Anthony Haynes writes: The phrase ‘science communication’ has become well established. In principle it can refer to any communication relating to science; in practice it most often refers to communication between scientists and other groups — often the general public, in the form of, say, attendees of science festivals or museums.
Accompanying the phrase is a well established hashtag: #scicomm.
But what about engineering communication? There is no comparable hashtag.
It’s not needed, one might argue: engineering is a science and so is encompassed by #scicomm.
That has some truth in it. When I think, for example, of research engineers I work with, some are doing work that proceeds very like science in several other disciplines. Laboratory work on the development of self-healing concrete, for example, or on thermal flows in the heating of rooms.
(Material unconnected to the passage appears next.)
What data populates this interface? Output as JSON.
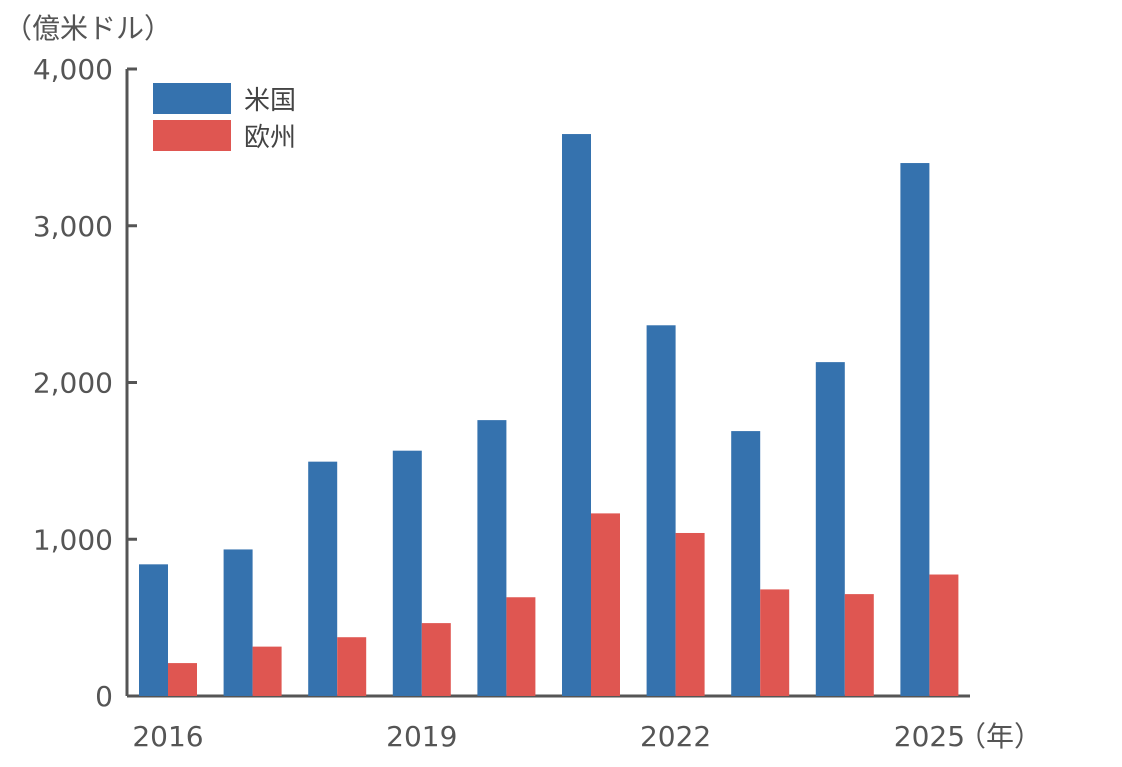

So far as I can see, such work has no special communication requirements.
But in other ways engineering can be quite distinctive. Engineering can, for example, be markedly pragmatic, with a focus more on the how than the why.
I think, for example, of two institutions near where I live. First, Prickwillow Museum, with marvellous collection of pumping engines; and, second, Stretham Old Engine, a steam-powered pumping station.
One could , of course, look at both collections through the prism of science. I’d agree that both museums make sterling contributions to #scicomm.
But, equally, one doesn’t have to look through that lens. The Prickwillow website, for example, seems most focused on an engineering audience (see, for example, the engineering page and the various events it runs).
I suggest we could do with dedicated hashtag for this kind of thing. #engcomm would be nice — and some people have played with this — but others tell me that they think it could denote ‘English communication’ (and it’s also used for a specific event in Canada).
#engincomm seems an acceptable fallback.